The play is a tragedy, but would Hollywood tolerate that in a movie about itself and its ambitions? Can the analyst accept his own limitations? In one of the taped analyses that I review as part of my research, the analyst is older. He is confronting his own mortality. And this leads him to focus on his superpowers instead of the experience of the patient. Weirdly, despite knowing that the analyst was not doing analysis, we rated his work quite highly. Why? I think there are many reasons - perhaps including our own wishes to avoid identifying with the aging analyst - but I think the dominant reason is that he was practiced enough to engage, technically, in the analysis. He was following the rules. But the music wasn't happening. I fear that this film disappoints because it does not confront the malignant nature of this kind of narcissism - this self love that occludes making real connections. Or maybe it succeeds in showing us how we live in a culture - whether that is the culture of Hollywood or the microculture - in my case the psychoanalytic subculture - that promises us superpowers if we dedicate ourselves to the terrible master that each of our particular cultures can become.
Hollywood has long told us - since at least Citizen Kane - that the star is immortal - and that the tragic wound - the remembered happy world that our ambition and the ambitions that others have for us has dragged us from - makes us appealing characters.
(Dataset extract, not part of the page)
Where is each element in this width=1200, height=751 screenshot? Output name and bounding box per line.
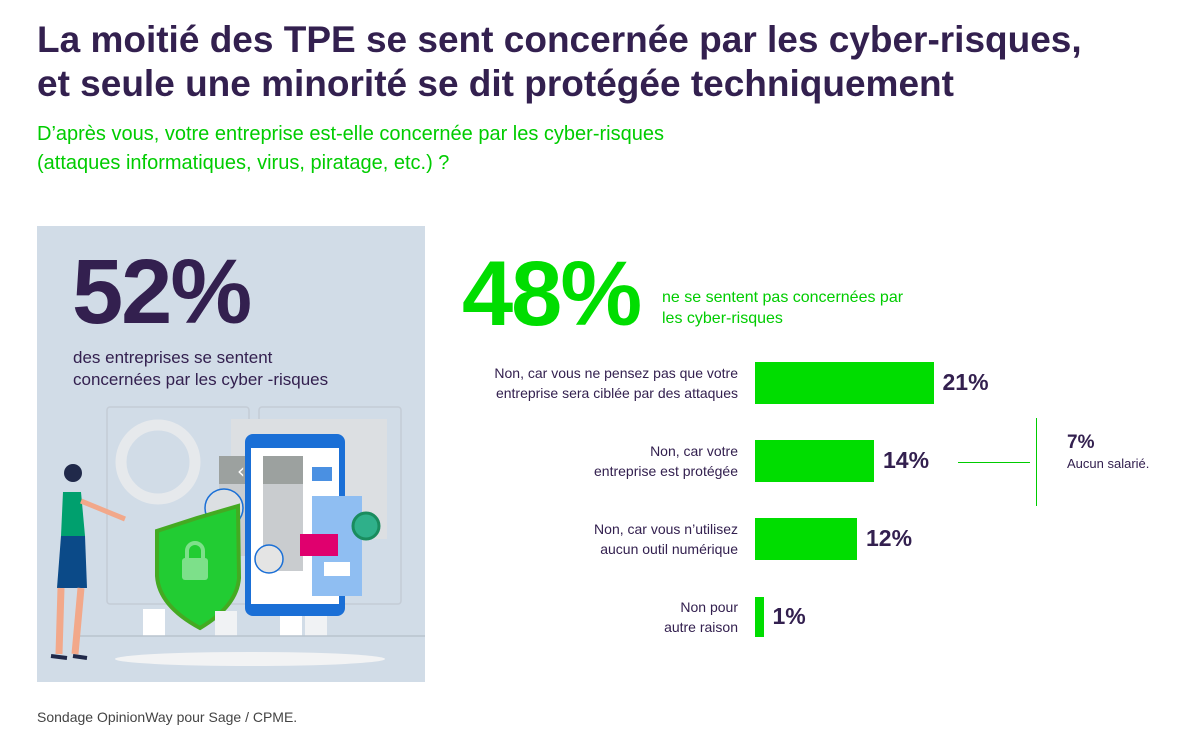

Orson Welles, though, had the courage to face the idea that all of his talent - all of his charisma - all of his magic does not allow him to change the fundamental parameters - and that these very gifts are also despotic and demanding tyrants who will, sometimes even despite our best efforts, destroy our efforts to be human as we are lured into being superhuman. What this film articulates, perhaps better even than Kane, is the way in which the adoration of the other - whether an individual, a critic, or an audience - is so necessary to maintain self cohesion. That the essence of narcissism, even in its most difficult forms, is not the armor that it provides, but the vulnerability to annihilation, an annihilation that none of us - actor, analyst or Indian chief, can avoid. This movie's answer to the dilemma is to keep working on the armor. I think it is more difficult, more humbling, but also more likely to bear fruit to deal with the universe as it is - and to live with rather than deny the resulting vulnerability to annihilation that we do, in fact, inevitably face.